Anyone who has driven past Providence, Rhode Island has probably seen the shockingly ugly pink building just off of the highway. Cheaters is probably the most appropriately named strip joint in the country. I say strip joint, but it’s really more of a roadside whorehouse. And even that is prettying it up. It’s the one place I’ve been that still has the wild west, anything goes credo. I’m surprised we didn’t have to check our six-shooters at the door. I always half expect Mae West to come down the stairs. Any place that you walk into and a gorgeous woman rushes up to you and whispers in your ear “I really want to suck your cock right now.” is a cool place in my book. Cheaters is like a virtual reality box that you step into and see what it’s like to be a rockstar for an hour or two.

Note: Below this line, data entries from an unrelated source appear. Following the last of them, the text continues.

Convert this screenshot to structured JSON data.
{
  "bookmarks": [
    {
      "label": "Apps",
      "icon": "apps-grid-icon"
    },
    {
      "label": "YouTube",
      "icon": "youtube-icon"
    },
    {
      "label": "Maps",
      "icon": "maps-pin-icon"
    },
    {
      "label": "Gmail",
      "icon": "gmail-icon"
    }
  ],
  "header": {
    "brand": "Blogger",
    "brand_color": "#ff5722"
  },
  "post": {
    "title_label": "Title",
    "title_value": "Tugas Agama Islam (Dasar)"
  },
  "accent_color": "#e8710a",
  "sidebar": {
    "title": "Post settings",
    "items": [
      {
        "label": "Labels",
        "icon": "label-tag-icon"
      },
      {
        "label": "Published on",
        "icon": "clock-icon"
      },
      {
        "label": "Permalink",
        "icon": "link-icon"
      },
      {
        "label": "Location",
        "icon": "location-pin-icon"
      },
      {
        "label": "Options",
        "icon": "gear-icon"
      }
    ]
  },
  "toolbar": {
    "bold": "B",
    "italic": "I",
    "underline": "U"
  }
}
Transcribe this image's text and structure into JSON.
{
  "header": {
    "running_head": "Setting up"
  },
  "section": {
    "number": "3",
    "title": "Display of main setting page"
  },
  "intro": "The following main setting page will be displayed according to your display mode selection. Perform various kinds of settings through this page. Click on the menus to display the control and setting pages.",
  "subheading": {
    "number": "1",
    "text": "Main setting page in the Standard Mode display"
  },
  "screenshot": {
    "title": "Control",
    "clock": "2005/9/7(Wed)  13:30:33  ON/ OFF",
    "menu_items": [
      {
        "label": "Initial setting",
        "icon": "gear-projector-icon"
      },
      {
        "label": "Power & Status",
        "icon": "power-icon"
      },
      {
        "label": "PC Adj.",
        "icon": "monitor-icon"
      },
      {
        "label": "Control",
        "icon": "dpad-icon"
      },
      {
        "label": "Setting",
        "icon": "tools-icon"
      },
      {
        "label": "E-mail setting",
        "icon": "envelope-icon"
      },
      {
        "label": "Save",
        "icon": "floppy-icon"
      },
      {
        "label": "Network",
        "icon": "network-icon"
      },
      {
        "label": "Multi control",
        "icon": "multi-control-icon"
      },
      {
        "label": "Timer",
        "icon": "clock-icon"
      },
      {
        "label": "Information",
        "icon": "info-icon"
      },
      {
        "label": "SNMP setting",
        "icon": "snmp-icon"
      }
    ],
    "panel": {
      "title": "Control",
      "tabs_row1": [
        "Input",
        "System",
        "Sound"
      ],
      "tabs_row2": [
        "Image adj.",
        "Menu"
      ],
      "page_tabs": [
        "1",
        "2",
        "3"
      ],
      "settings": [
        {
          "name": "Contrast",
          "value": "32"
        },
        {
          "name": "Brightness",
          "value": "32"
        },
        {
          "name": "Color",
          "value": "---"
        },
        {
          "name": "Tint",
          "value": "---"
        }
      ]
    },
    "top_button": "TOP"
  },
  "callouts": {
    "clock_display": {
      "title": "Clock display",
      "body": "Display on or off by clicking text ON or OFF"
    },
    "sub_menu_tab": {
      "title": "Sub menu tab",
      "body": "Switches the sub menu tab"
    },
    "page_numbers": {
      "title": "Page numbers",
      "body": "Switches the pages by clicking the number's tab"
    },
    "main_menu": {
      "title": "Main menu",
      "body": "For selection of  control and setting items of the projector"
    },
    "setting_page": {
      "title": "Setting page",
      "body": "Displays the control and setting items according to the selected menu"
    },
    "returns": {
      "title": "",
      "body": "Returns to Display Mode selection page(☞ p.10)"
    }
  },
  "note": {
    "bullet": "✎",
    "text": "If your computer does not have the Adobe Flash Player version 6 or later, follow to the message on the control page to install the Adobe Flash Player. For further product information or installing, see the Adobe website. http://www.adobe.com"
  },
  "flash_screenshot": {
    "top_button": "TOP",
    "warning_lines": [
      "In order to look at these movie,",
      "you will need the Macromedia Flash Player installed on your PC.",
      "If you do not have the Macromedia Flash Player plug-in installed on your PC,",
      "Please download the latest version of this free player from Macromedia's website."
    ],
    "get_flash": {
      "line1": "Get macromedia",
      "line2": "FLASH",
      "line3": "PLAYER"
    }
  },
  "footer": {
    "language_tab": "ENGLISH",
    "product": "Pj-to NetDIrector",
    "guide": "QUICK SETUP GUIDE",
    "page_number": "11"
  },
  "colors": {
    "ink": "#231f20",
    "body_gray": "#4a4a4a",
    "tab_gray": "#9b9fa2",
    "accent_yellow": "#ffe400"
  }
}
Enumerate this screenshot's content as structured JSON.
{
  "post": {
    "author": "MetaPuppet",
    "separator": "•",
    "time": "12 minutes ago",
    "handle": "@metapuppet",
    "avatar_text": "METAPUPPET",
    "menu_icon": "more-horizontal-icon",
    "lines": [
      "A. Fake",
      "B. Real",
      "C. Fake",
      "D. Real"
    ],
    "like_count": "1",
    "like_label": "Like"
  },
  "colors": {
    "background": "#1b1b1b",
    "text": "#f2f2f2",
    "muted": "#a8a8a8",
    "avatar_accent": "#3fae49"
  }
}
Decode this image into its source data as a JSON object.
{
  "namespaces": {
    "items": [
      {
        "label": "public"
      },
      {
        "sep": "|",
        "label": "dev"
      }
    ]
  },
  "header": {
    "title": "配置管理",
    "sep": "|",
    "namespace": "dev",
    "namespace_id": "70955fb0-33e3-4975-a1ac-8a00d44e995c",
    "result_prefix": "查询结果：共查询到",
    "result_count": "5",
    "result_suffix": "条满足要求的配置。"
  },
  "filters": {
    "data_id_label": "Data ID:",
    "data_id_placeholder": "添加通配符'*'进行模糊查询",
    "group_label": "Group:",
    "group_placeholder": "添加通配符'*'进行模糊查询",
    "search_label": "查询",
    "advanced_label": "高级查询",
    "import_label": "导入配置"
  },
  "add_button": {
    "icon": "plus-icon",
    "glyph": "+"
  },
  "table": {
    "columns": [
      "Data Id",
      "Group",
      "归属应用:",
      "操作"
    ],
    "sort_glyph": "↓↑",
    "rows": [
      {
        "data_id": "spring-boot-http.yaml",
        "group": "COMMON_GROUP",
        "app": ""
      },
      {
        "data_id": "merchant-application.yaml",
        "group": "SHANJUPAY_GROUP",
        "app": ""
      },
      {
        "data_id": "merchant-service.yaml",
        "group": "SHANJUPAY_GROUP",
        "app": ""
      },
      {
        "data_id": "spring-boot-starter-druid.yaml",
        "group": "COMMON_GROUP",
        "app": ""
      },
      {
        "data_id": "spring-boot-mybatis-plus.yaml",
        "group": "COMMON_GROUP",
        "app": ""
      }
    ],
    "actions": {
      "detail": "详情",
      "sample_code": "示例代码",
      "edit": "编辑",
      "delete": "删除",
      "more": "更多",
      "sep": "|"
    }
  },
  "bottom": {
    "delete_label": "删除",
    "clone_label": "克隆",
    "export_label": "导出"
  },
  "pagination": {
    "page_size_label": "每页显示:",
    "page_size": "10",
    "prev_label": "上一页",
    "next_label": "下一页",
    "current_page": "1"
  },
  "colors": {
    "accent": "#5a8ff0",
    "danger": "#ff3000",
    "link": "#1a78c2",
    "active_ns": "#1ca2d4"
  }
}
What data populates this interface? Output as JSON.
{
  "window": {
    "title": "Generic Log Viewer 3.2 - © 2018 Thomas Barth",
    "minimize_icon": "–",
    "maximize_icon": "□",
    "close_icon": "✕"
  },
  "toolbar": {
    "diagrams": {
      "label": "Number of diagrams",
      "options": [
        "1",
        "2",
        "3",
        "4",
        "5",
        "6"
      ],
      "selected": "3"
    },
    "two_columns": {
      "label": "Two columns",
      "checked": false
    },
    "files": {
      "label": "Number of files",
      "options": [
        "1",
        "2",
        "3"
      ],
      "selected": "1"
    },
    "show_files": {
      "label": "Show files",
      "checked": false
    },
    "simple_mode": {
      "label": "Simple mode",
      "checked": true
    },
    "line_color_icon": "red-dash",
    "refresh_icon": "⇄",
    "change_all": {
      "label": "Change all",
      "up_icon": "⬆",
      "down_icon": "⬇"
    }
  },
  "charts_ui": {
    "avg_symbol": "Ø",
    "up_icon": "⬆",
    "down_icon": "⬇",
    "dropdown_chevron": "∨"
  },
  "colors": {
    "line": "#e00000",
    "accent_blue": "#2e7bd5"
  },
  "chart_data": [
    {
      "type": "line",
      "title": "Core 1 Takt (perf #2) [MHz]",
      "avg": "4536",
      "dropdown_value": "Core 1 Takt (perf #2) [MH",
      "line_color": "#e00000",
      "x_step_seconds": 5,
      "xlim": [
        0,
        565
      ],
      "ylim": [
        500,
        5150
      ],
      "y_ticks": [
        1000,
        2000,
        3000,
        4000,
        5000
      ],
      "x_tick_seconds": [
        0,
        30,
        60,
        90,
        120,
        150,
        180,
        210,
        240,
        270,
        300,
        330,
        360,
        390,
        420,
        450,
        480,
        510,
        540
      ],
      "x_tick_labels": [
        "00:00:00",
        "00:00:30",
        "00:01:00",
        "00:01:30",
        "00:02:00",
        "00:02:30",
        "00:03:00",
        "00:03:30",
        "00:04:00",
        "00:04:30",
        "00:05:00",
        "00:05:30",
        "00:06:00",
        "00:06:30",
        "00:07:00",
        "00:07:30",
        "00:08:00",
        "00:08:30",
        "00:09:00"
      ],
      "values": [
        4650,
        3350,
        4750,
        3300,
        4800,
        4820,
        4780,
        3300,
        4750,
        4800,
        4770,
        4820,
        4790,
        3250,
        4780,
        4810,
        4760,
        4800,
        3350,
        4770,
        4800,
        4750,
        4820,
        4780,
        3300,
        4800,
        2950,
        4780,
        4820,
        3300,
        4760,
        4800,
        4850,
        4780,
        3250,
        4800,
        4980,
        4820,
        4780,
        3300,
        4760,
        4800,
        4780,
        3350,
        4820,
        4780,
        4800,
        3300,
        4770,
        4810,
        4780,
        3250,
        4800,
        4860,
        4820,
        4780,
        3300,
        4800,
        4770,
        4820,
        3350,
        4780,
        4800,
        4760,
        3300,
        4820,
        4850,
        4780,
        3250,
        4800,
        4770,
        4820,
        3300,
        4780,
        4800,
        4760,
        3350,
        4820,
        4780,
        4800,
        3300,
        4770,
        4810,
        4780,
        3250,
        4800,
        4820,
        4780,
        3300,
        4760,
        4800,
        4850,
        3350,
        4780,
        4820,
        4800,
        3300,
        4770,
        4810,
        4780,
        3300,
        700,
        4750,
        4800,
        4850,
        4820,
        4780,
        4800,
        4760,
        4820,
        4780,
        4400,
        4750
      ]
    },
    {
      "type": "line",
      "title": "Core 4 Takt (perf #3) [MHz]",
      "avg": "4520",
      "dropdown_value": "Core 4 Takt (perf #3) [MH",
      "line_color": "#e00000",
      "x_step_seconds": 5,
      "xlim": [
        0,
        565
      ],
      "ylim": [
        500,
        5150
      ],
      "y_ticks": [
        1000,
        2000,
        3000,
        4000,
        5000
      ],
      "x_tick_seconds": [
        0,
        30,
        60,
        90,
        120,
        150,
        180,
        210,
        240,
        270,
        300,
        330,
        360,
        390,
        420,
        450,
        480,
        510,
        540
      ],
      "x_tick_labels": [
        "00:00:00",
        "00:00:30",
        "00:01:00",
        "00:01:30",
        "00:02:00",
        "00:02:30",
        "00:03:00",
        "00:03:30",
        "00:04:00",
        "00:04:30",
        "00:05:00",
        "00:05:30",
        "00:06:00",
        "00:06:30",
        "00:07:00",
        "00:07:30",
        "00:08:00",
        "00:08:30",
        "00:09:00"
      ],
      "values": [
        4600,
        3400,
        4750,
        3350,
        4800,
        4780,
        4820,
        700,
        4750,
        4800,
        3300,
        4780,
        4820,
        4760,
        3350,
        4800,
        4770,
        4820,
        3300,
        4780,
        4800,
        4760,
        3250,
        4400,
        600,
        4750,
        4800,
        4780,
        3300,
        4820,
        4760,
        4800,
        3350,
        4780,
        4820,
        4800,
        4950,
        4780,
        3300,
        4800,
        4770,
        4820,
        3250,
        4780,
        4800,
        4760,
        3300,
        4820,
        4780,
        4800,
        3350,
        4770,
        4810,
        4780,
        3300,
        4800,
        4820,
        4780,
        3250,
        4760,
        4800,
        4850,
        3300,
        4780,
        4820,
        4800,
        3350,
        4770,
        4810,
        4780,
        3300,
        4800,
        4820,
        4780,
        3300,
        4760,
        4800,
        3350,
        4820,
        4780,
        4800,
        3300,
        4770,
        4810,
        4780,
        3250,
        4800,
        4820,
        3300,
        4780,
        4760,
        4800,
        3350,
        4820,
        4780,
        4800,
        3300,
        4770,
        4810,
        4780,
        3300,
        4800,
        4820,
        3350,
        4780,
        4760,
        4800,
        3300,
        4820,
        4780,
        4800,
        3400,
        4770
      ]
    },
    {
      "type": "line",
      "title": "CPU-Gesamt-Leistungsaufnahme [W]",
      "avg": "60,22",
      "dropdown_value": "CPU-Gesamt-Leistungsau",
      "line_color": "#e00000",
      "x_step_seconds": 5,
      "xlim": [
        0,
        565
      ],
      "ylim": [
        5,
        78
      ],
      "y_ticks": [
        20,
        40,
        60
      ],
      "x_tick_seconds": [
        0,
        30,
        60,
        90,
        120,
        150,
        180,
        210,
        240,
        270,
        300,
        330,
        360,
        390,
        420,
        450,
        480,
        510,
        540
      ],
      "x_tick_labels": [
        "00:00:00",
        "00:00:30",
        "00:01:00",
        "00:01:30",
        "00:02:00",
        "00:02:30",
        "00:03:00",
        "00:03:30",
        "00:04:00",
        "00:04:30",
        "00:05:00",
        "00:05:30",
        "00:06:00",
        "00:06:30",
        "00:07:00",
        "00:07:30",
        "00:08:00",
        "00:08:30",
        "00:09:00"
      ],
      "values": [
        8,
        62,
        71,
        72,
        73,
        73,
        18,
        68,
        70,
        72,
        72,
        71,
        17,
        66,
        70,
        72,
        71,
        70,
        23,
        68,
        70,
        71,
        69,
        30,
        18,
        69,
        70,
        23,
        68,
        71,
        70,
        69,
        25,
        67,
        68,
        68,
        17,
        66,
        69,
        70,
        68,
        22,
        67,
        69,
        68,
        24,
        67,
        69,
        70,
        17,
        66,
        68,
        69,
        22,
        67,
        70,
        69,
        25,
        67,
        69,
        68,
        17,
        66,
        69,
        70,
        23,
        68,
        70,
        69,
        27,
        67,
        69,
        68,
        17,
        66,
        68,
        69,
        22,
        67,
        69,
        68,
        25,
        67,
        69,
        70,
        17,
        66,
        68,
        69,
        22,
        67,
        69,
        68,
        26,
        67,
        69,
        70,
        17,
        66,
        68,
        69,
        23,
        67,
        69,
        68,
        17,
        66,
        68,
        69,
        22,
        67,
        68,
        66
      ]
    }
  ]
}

Anything goes (and usually does). I must be getting old, because Van D and I sat at the bar and talked movies while G went to take care of business. As we looked around we realized we weren’t missing anything. It was definitely not the A-team working a slow Tuesday in the dog days of January right after New Year’s (although one of the strippers did look like Mr. T). Christ, it looked like all of their customers had resolved to stop cheating on their wives, and were actually sticking to it for a few days! It was deserted and the talent was…..less than….remotely talented. It’s the first time I’ve ever been to the Pink Palace when there weren’t at least a few knockouts working. We were a little insulted that none of the girls came over to harass us. Not that we wanted them to. They were hideous, and we weren’t interested, but you know, it’s the principle of the thing. The girls were all lethargic, and the music was suicidal. I’m not kidding. It was like Edie Brickell, Depeche Mode, and Sarah McLaughlin. The whole place felt like a deserted opium den as envisioned by Russ Meyers and David Lynch. Speaking of which, the best looking girl in the joint finally came over and started talking movies with us. She must have been bored johnless, and turned out to be surprisingly knowledgable about movies. Just when they finally put my homey Prince on the sound system, G came streaking out of the back room like he had seen a ghost. A slightly overweight, half dressed, gap toothed, glitter covered ghost. It was time to split. The rest of the ride was fueled by Head Band and SoCo (in a tip of the hat to AlCantHang).
We were back in Boston and reality again. I had played cards in a casino for seven hours with friends, I was drunk, happy, and left with only $20 less than I had walked in with. That’s a mega win as far as I am concerned. I can’t wait to go back.
All right. Enough. This writing bullshit is cutting into my poker time.